In early work he discovered the concept of radioactive half-life, proved that radioactivity
involved the transmutation of one chemical element to another, and also differentiated and
named alpha and beta radiation, proving that the former was essentially helium ions. This
work was done at McGill University in Canada. It is the basis for the Nobel Prize in
Chemistry he was awarded in 1908 "for his investigations into the disintegration of the
elements, and the chemistry of radioactive substances".
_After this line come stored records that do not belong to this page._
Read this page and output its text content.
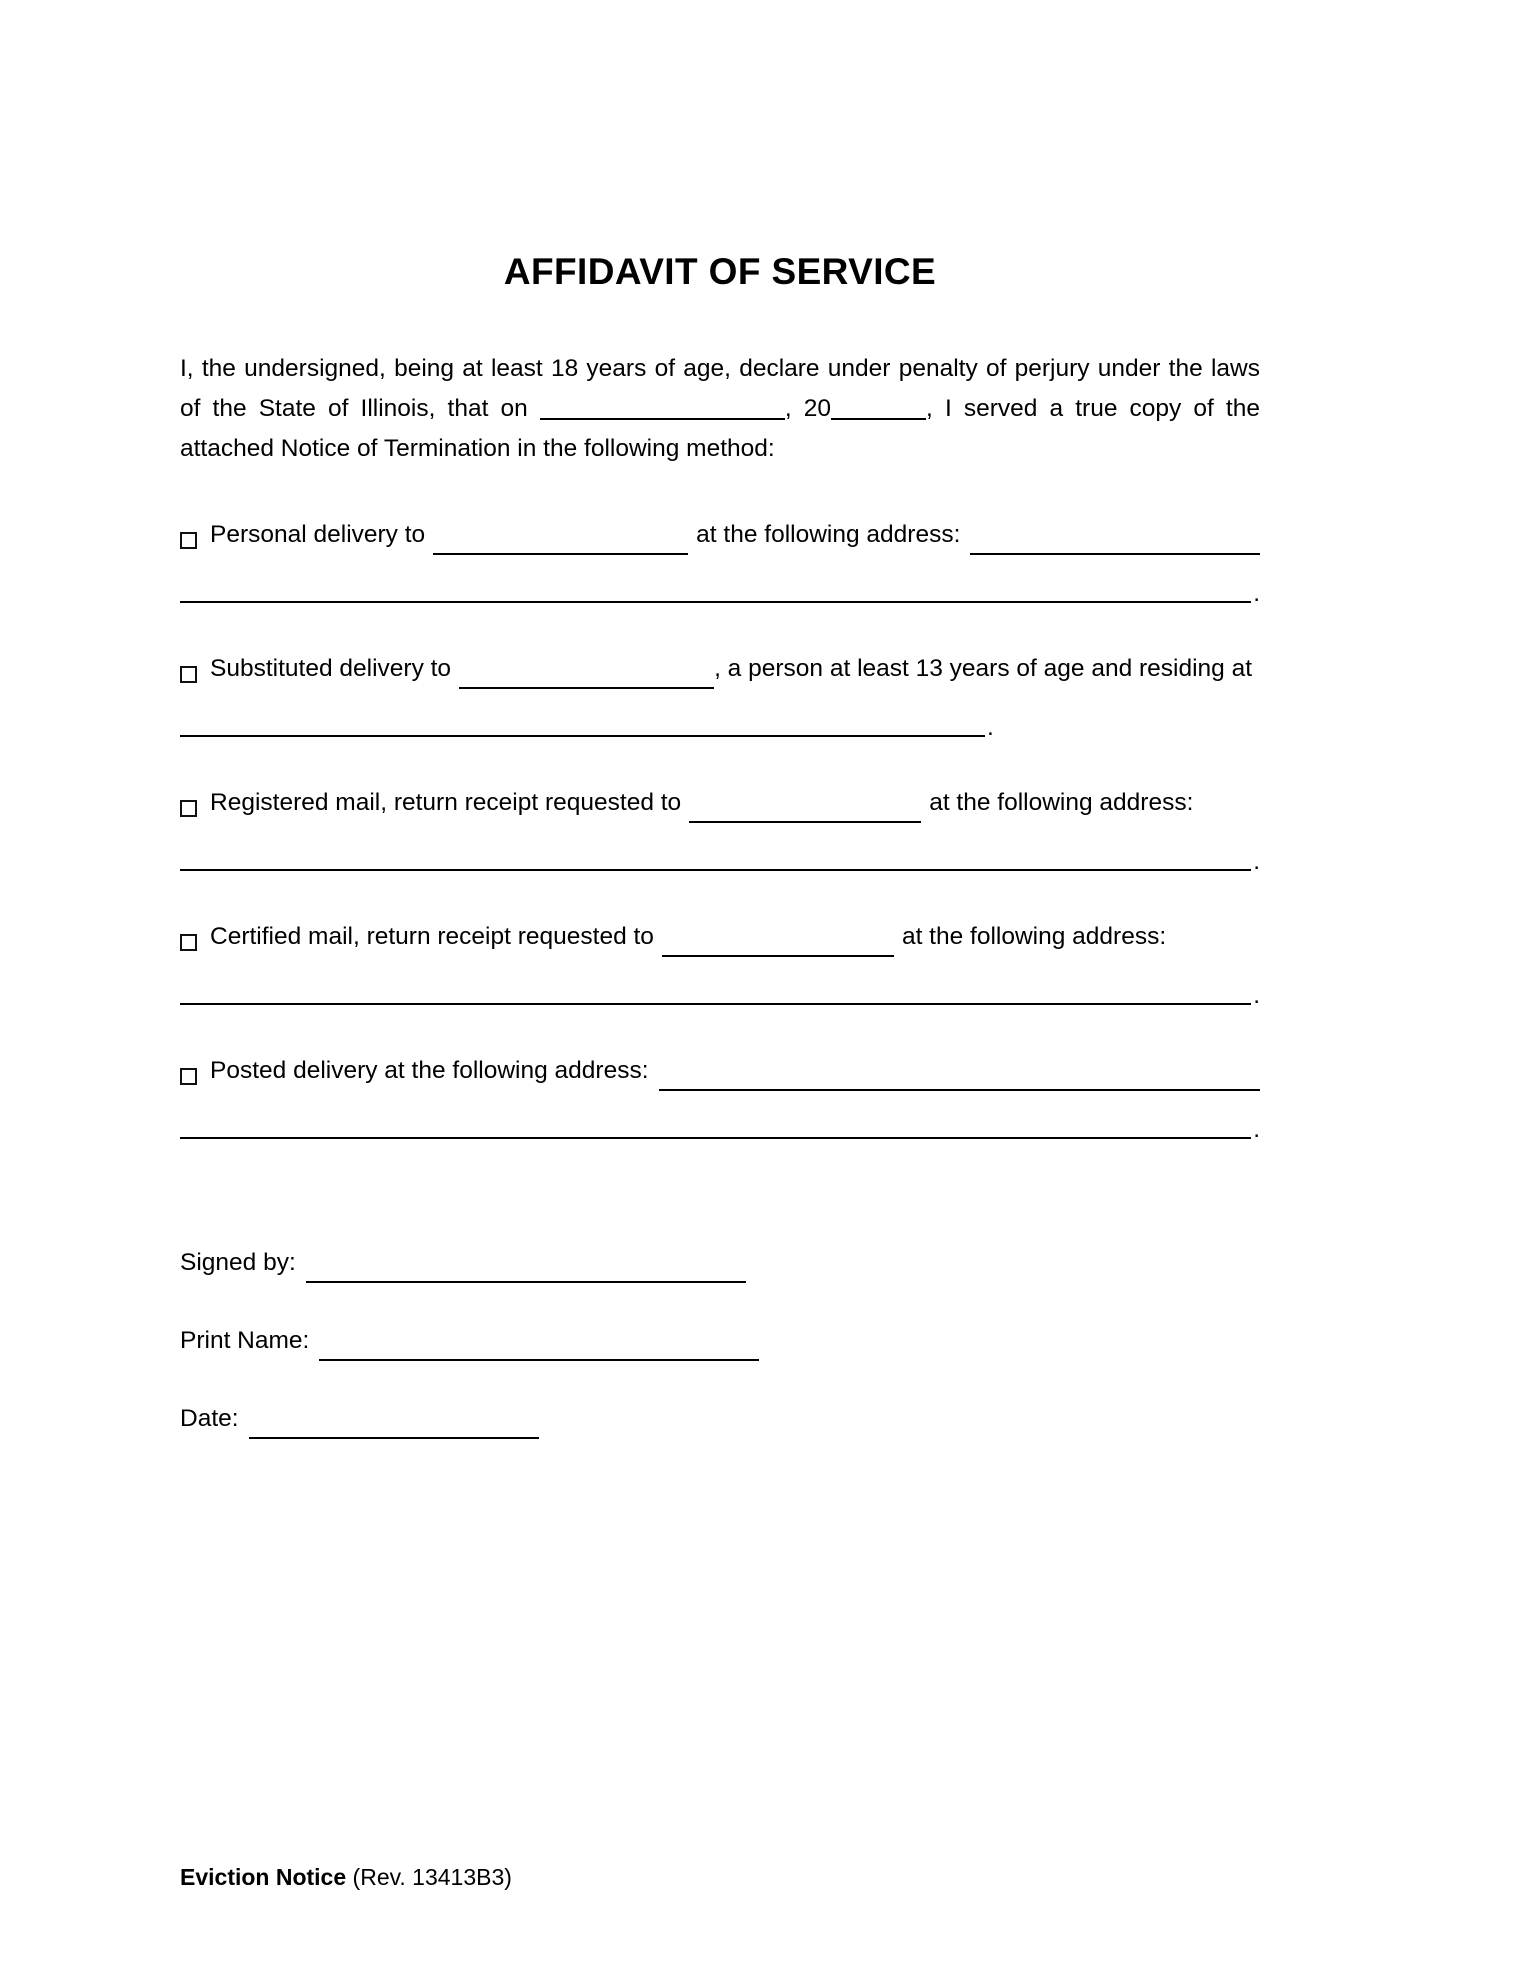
AFFIDAVIT OF SERVICE

I, the undersigned, being at least 18 years of age, declare under penalty of perjury under the laws of the State of Illinois, that on	, 20	, I served a true copy of the attached Notice of Termination in the following method:

Personal delivery to	at the following address:
.
Substituted delivery to	, a person at least 13 years of age and residing at
.
Registered mail, return receipt requested to	at the following address:
.
Certified mail, return receipt requested to	at the following address:
.
Posted delivery at the following address:
.
Signed by:
Print Name:
Date:
Eviction Notice (Rev. 13413B3)
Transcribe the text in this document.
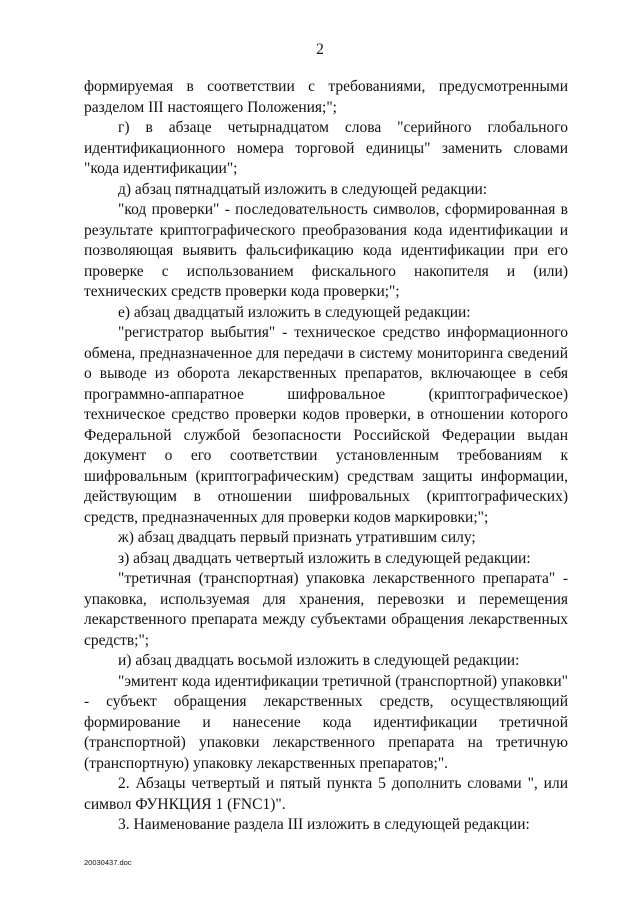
2

формируемая в соответствии с требованиями, предусмотренными разделом III настоящего Положения;";

г) в абзаце четырнадцатом слова "серийного глобального идентификационного номера торговой единицы" заменить словами "кода идентификации";

д) абзац пятнадцатый изложить в следующей редакции:

"код проверки" - последовательность символов, сформированная в результате криптографического преобразования кода идентификации и позволяющая выявить фальсификацию кода идентификации при его проверке с использованием фискального накопителя и (или) технических средств проверки кода проверки;";

е) абзац двадцатый изложить в следующей редакции:

"регистратор выбытия" - техническое средство информационного обмена, предназначенное для передачи в систему мониторинга сведений о выводе из оборота лекарственных препаратов, включающее в себя программно-аппаратное шифровальное (криптографическое) техническое средство проверки кодов проверки, в отношении которого Федеральной службой безопасности Российской Федерации выдан документ о его соответствии установленным требованиям к шифровальным (криптографическим) средствам защиты информации, действующим в отношении шифровальных (криптографических) средств, предназначенных для проверки кодов маркировки;";

ж) абзац двадцать первый признать утратившим силу;

з) абзац двадцать четвертый изложить в следующей редакции:

"третичная (транспортная) упаковка лекарственного препарата" - упаковка, используемая для хранения, перевозки и перемещения лекарственного препарата между субъектами обращения лекарственных средств;";

и) абзац двадцать восьмой изложить в следующей редакции:

"эмитент кода идентификации третичной (транспортной) упаковки" - субъект обращения лекарственных средств, осуществляющий формирование и нанесение кода идентификации третичной (транспортной) упаковки лекарственного препарата на третичную (транспортную) упаковку лекарственных препаратов;".

2. Абзацы четвертый и пятый пункта 5 дополнить словами ", или символ ФУНКЦИЯ 1 (FNC1)".

3. Наименование раздела III изложить в следующей редакции:

20030437.doc
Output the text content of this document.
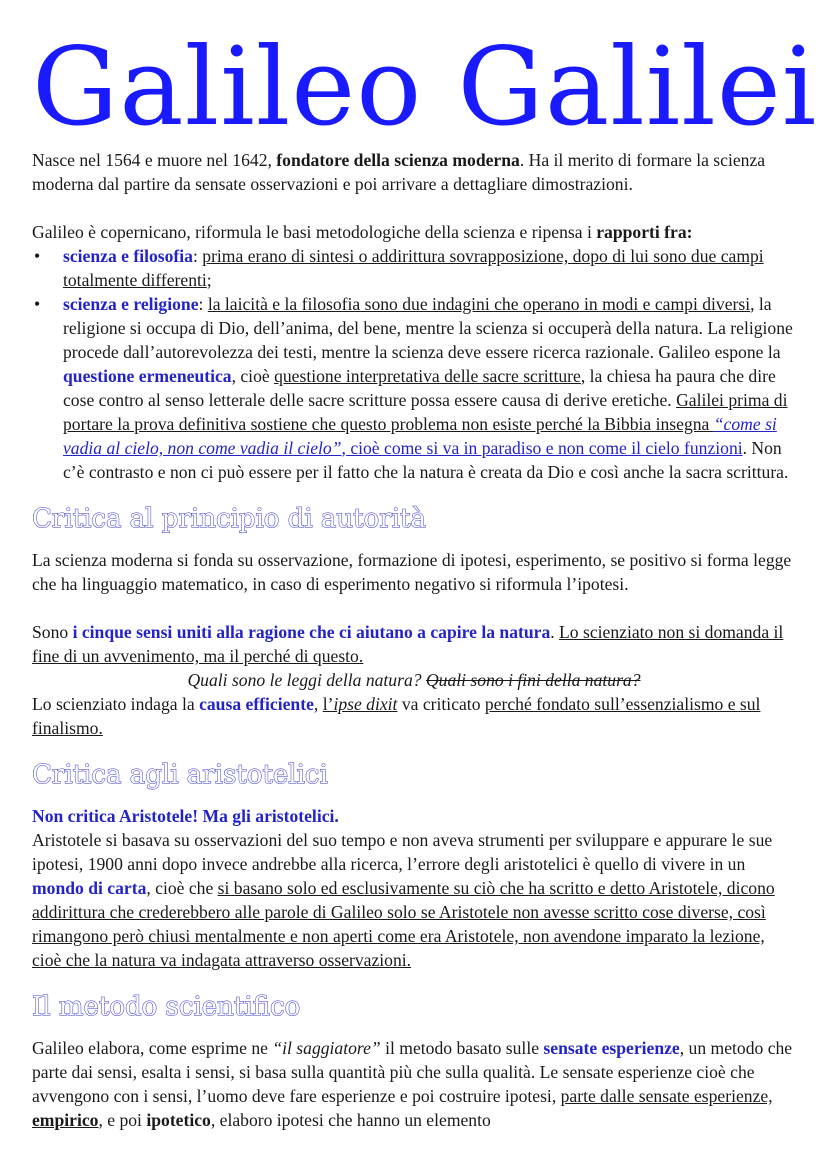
Galileo Galilei

Nasce nel 1564 e muore nel 1642, fondatore della scienza moderna. Ha il merito di formare la scienza moderna dal partire da sensate osservazioni e poi arrivare a dettagliare dimostrazioni.

Galileo è copernicano, riformula le basi metodologiche della scienza e ripensa i rapporti fra:

• scienza e filosofia: prima erano di sintesi o addirittura sovrapposizione, dopo di lui sono due campi totalmente differenti;
• scienza e religione: la laicità e la filosofia sono due indagini che operano in modi e campi diversi, la religione si occupa di Dio, dell’anima, del bene, mentre la scienza si occuperà della natura. La religione procede dall’autorevolezza dei testi, mentre la scienza deve essere ricerca razionale. Galileo espone la questione ermeneutica, cioè questione interpretativa delle sacre scritture, la chiesa ha paura che dire cose contro al senso letterale delle sacre scritture possa essere causa di derive eretiche. Galilei prima di portare la prova definitiva sostiene che questo problema non esiste perché la Bibbia insegna “come si vadia al cielo, non come vadia il cielo”, cioè come si va in paradiso e non come il cielo funzioni. Non c’è contrasto e non ci può essere per il fatto che la natura è creata da Dio e così anche la sacra scrittura.
Critica al principio di autorità

La scienza moderna si fonda su osservazione, formazione di ipotesi, esperimento, se positivo si forma legge che ha linguaggio matematico, in caso di esperimento negativo si riformula l’ipotesi.

Sono i cinque sensi uniti alla ragione che ci aiutano a capire la natura. Lo scienziato non si domanda il fine di un avvenimento, ma il perché di questo.

Quali sono le leggi della natura? Quali sono i fini della natura?

Lo scienziato indaga la causa efficiente, l’ipse dixit va criticato perché fondato sull’essenzialismo e sul finalismo.

Critica agli aristotelici

Non critica Aristotele! Ma gli aristotelici.

Aristotele si basava su osservazioni del suo tempo e non aveva strumenti per sviluppare e appurare le sue ipotesi, 1900 anni dopo invece andrebbe alla ricerca, l’errore degli aristotelici è quello di vivere in un mondo di carta, cioè che si basano solo ed esclusivamente su ciò che ha scritto e detto Aristotele, dicono addirittura che crederebbero alle parole di Galileo solo se Aristotele non avesse scritto cose diverse, così rimangono però chiusi mentalmente e non aperti come era Aristotele, non avendone imparato la lezione, cioè che la natura va indagata attraverso osservazioni.

Il metodo scientifico

Galileo elabora, come esprime ne “il saggiatore” il metodo basato sulle sensate esperienze, un metodo che parte dai sensi, esalta i sensi, si basa sulla quantità più che sulla qualità. Le sensate esperienze cioè che avvengono con i sensi, l’uomo deve fare esperienze e poi costruire ipotesi, parte dalle sensate esperienze, empirico, e poi ipotetico, elaboro ipotesi che hanno un elemento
Rutherford performed his most famous work after he had moved to the Victoria University of
Manchester in the UK in 1907 and was already a Nobel laureate. In 1911, although he could
not prove that it was positive or negative; he theorized that atoms have their charge
concentrated in a very small nucleus, and thereby pioneered the Rutherford model of the
atom, through his discovery and interpretation of Rutherford scattering in his gold foil
experiment. He is widely credited with first "splitting the atom" in 1917 in a nuclear reaction
between nitrogen and alpha particles, in which he also discovered (and named) the proton. [7]
This led to the first experiment to split the nucleus in a fully controlled manner, performed by
two students working under his direction, John Cockcroft and Ernest Walton, in 1932. After
his death in 1937, he was honoured by being interred with the greatest scientists of the
United Kingdom, near Sir Isaac Newton's tomb in Westminster Abbey. The chemical element
rutherfordium (element 104) was named after him in 1997.

Biography
Early life and education

Ernest Rutherford was the son of James Rutherford, a farmer, and his wife Martha
Thompson, originally from Hornchurch, Essex, England. [8] James had emigrated to New
Zealand from Perth, Scotland, "to raise a little flax and a lot of children". Ernest was born at
Spring Grove (now Brightwater), near Nelson, New Zealand. His first name was mistakenly
spelled Earnest when his birth was registered.[9]

15
He studied at Havelock School and then Nelson College and won a scholarship to study at
Canterbury College, University of New Zealand where he was president of the debating
society, among other things. After gaining his BA, MA and BSc, and doing two years of
research at the forefront of electrical technology, in 1895 Rutherford travelled to England for
postgraduate study at the Cavendish Laboratory, University of Cambridge (1895–1898), [10]
and he briefly held the world record for the distance over which electromagnetic waves could
be detected.

"Cambridge’s rules did not allow Rutherford to advance because of his youth" [11] so in 1898
Rutherford was appointed to succeed Hugh Longbourne Callendar in the chair of Macdonald
Professor of physics at McGill University in Montreal, Canada, where he did the work that
gained him the Nobel Prize in Chemistry in 1908. In 1900 he gained a DSc from the
University of New Zealand. Also in 1900 he married Mary Georgina Newton (1876–1945);
they had one daughter, Eileen Mary (1901–1930), who married Ralph Fowler. In 1907
Rutherford moved to Britain to take the chair of physics at the University of Manchester.

Later years and honours

He was knighted in 1914. In 1916 he was awarded the Hector Memorial Medal. In 1919 he
returned to the Cavendish as Director. Under him, Nobel Prizes were awarded to James
Chadwick for discovering the neutron (in 1932), John Cockcroft and Ernest Walton for an
experiment which was to be known as splitting the atom using a particle accelerator, and
Edward Appleton for demonstrating the existence of the ionosphere. He was admitted to the
Order of Merit in 1925 and raised to the peerage as Baron Rutherford of Nelson, in 1931,
[12]
a title that became extinct upon his unexpected death in 1937.

For some time beforehand, Rutherford had a small hernia, which he had neglected to have
fixed, and it became strangulated, causing him to be violently ill. Despite an emergency
operation in London, he died four days afterwards of what physicians termed "intestinal
paralysis." He was given the high honor of burial in Westminster Abbey, near Isaac Newton
and other illustrious British scientists.